The credit bureau industry says it needs this identifying information to develop accurate credit report databases. Norm Magnuson, a spokesman for the Consumer Data Industry Association, which represents credit bureaus, says storing consumers’ addresses helps bureaus identify the correct credit report to give lenders when a consumer applies for credit. (Questions to the three main bureaus about industry practices were directed to the CDIA.) Social Security numbers by themselves often won’t suffice, he says, because some consumers apply for credit without providing that information. He says the CDIA cannot speak to such lender underwriting practices though they are regulated by laws that protect consumers.
Consumers’ salary information can also be up for grabs.
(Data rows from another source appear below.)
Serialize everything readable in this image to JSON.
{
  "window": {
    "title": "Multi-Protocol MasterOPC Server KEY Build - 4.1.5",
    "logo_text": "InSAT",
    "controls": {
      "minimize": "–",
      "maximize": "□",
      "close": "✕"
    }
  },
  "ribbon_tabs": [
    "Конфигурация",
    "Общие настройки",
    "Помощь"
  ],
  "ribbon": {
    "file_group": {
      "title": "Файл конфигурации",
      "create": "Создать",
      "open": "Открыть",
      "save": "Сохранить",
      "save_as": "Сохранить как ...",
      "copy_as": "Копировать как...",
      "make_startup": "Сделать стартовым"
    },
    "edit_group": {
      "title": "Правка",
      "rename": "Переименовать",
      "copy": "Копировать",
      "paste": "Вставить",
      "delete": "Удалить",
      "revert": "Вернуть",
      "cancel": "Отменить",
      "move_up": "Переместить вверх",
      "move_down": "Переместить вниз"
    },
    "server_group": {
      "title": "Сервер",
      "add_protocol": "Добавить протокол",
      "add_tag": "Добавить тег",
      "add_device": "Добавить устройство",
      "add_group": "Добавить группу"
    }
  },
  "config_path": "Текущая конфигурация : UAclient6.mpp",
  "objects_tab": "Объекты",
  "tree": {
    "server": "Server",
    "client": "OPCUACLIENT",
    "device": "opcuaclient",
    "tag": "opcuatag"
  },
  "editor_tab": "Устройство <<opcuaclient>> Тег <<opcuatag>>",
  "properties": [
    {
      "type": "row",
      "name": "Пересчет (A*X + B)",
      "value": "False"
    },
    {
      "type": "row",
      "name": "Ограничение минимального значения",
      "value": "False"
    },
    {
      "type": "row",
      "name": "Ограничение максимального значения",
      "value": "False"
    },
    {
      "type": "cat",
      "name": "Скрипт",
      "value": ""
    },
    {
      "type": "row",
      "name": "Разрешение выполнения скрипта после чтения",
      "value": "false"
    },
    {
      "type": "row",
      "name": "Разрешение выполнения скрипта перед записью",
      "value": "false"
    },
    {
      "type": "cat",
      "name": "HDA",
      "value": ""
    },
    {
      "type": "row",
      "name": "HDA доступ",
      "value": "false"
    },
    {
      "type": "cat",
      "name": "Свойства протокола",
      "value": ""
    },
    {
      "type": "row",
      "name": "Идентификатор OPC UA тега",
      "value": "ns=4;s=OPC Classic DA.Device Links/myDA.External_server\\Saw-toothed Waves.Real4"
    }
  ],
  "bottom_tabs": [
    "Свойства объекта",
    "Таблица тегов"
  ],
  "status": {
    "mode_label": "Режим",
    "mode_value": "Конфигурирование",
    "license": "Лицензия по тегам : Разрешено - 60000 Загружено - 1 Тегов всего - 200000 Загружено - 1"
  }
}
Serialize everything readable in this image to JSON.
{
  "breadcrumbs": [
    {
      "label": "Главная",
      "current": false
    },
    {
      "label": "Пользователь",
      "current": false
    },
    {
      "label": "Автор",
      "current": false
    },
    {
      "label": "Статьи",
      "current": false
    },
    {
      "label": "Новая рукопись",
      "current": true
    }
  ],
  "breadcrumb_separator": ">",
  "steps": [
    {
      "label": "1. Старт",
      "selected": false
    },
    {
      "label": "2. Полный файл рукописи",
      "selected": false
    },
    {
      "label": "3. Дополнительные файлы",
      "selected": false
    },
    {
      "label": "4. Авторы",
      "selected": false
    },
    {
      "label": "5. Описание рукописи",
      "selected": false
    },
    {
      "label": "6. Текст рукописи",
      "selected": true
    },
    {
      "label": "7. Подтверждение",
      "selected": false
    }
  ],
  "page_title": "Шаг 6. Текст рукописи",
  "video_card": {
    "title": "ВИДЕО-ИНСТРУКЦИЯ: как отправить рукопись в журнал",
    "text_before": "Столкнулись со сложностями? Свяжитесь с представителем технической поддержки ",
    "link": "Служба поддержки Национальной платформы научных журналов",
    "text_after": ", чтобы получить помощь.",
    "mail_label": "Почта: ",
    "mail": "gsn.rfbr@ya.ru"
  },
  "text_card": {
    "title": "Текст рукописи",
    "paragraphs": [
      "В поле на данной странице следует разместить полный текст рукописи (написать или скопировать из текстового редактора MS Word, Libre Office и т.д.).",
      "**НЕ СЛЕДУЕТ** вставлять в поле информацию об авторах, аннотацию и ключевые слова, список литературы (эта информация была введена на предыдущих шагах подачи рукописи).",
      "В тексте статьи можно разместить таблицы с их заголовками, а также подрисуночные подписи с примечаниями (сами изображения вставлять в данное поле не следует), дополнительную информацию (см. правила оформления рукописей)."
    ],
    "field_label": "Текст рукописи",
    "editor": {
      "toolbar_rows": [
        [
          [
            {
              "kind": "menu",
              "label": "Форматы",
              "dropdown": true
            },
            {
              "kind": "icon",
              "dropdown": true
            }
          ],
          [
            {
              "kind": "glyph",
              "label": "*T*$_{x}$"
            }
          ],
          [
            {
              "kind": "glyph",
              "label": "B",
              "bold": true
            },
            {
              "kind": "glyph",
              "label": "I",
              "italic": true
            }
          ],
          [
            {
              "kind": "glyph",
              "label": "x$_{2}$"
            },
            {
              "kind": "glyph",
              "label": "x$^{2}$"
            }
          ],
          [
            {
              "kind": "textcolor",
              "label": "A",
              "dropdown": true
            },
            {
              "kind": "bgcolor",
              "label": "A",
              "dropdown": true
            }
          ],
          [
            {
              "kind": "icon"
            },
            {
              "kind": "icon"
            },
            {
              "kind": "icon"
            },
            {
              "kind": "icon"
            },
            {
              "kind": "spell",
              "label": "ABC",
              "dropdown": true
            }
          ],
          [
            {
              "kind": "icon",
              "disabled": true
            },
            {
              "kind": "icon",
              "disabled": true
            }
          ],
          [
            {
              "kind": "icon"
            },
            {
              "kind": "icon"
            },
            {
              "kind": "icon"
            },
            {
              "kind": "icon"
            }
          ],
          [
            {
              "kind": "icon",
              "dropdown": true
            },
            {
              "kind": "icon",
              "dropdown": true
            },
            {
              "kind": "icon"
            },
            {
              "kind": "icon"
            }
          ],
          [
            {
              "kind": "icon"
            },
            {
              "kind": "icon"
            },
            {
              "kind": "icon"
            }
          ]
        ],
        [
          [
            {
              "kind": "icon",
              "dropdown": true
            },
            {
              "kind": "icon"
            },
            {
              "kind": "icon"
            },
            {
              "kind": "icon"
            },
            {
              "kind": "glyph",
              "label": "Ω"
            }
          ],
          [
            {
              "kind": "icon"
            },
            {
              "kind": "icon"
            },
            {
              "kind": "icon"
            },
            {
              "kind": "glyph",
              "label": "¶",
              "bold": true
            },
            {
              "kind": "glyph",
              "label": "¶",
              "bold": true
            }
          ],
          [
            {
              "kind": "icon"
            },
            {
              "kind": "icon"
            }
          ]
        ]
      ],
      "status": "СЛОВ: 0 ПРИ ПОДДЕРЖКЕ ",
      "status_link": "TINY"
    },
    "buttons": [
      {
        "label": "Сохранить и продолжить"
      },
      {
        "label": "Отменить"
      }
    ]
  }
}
Equifax, one of the three national credit bureaus, maintains a private database of salary records on more than 33% of U.S. adults — information it acquired when it purchased a data-mining company in 2007 — and it can sell this data to eligible lenders, including mortgage and car finance companies, that are trying to gauge a consumer’s ability to repay a loan. This year, seven members of Congress sent a letter to Equifax asking for proof that its subsidiary isn’t breaking laws that protect personal privacy. (The other two major bureaus, Experian and TransUnion, say they don’t collect salary information.)
Timothy Klein, a spokesman for Equifax, says the company provides salary information only when permissible under the Fair Credit Reporting Act, which went into effect in 1970 and regulates how consumer information can be distributed. A company statement to congressional members stated that it’s in “compliance with all applicable consumer protection laws.” Also, he says, the company will only provide this data to lenders if the consumers first agree to it.
Lenders have to ask consumers for permission to verify their employment or income, typically by including language authorizing that disclosure in the loan application, says Klein. If the consumer declines, he says, it’s up to the lender to determine whether to offer a loan without income information.